European Central Bank policy makers, led by President Mario Draghi, will meet on March 7.
Futures traders are betting the euro will drop against the dollar for the first time in seven weeks. Figures from the Washington-based Commodity Futures Trading Commission showed the difference in the number of wagers by hedge funds and other large speculators on a decline in the euro compared with those on a gain, so-called net shorts, was 9,394 contracts in the week ended Feb. 26. The week before, large speculators held a net- long position of 19,103 contracts.
“People are rationalizing where they want to be positioned throughout the mass of event risk this week and probably the way to play it is with a long-dollar bias,” Jeremy Stretch, head of foreign-exchange strategy at Canadian Imperial Bank of Commerce in London. “The ECB’s language will be monitored very closely.”
The euro weakened last week after Italy’s electorate revolted against outgoing Prime Minister Mario Monti’s austerity measures, handing the party of comedian-turned-politician Beppe Grillo more than 25% of the vote with its anti-spending cut message and a call for a referendum on euro membership.
Italy’s Democratic Party leader Pier Luigi Bersani, whose coalition won the most votes in Italy’s inconclusive elections last month, said yesterday on state-owned RAI3 television that he would seek to form a government on his own rather than forming an alliance with his main rivals.
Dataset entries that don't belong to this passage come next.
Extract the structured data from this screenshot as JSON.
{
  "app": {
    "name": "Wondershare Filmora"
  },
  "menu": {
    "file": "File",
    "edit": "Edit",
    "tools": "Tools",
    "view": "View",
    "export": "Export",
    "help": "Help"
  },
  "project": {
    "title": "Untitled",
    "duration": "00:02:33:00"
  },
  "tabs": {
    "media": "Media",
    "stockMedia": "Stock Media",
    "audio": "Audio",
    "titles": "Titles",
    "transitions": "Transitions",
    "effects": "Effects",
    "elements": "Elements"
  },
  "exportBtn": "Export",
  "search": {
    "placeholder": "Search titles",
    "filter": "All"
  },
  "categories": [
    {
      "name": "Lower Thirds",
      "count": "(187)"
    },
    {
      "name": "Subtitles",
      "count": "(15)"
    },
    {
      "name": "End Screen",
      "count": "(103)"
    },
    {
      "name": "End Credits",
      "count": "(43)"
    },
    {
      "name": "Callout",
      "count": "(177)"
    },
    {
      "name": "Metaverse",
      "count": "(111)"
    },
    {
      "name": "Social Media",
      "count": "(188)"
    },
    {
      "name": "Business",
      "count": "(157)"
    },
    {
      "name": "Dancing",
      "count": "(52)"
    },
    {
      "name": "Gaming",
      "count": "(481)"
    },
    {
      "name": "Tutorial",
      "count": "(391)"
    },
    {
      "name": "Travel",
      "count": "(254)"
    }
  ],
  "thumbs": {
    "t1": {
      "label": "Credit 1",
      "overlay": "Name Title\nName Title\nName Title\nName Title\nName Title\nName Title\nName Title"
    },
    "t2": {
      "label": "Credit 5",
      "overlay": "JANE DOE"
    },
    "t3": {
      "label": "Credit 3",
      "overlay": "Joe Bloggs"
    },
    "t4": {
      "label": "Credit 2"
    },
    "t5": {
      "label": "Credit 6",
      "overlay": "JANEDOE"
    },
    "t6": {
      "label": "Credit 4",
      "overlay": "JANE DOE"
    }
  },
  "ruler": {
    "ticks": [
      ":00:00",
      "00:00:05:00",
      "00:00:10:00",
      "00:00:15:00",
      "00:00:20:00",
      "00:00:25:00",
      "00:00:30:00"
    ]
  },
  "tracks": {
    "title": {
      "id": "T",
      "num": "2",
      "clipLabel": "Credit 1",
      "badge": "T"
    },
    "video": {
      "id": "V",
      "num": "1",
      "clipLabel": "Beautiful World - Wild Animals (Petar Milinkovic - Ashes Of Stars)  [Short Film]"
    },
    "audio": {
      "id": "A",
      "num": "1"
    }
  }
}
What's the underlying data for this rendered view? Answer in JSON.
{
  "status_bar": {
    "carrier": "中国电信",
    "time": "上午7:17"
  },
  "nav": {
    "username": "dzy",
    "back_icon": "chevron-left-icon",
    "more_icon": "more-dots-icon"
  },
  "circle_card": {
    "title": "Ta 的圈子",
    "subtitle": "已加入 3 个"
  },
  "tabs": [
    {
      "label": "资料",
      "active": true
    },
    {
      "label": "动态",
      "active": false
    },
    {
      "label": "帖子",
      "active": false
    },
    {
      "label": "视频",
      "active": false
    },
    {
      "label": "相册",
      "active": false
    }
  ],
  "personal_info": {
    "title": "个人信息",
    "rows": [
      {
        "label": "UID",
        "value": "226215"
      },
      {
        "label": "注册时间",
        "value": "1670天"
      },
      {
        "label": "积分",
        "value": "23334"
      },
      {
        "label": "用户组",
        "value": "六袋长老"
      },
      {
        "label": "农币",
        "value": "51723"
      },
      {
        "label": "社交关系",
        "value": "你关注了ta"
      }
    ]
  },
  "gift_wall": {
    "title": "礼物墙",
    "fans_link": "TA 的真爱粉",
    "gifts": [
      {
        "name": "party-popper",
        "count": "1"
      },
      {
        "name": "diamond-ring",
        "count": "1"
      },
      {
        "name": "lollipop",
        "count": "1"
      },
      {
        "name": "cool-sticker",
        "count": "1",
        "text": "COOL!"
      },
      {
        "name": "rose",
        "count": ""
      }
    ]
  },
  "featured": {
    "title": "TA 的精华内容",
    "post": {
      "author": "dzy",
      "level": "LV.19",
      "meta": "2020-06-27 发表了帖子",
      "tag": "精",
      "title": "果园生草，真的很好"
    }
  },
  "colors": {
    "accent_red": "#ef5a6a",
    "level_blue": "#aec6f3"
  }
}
Stefano Fassina, Bersani’s economic-policy spokesman, said yesterday on Sky TG24 that Italy may hold new elections within months if Bersani fails to win support in parliament.
The 17-nation currency extended declines today after a report from Sentix research institute showed a measure of investor-confidence for the euro region fell more than expected this month.
The euro area’s gross domestic product fell 0.6 percent in the fourth quarter from the previous three-month period, according to the median estimate of 37 economists surveyed by Bloomberg News before the data on March 6.
“What Europe is faced with is growth numbers that aren’t attractive, unemployment that’s getting worse and the Italian situation which remains unclear,” said Alex Sinton, director of institutional foreign exchange at Australia & New Zealand Banking Group Ltd. in Auckland. “The market really hasn’t got many reasons to turn the weakness in euro around.”
The euro needs to weaken to between $1.10 and $1.15 to give “oxygen” to the European economy, French Industry Minister Arnaud Montebourg said in a Europe 1 radio interview broadcast yesterday.
The shared currency has fallen 1 percent in the past month, the third-worst performer among 10 developed market currencies measured by Bloomberg Correlation-Weighted Indexes, after the pound and the Norwegian krone. Norway’s currency climbed at least 0.4 percent against all of its 16 major peers today. The dollar gained 3.3% in the past month, the best performer in the Bloomberg indexes.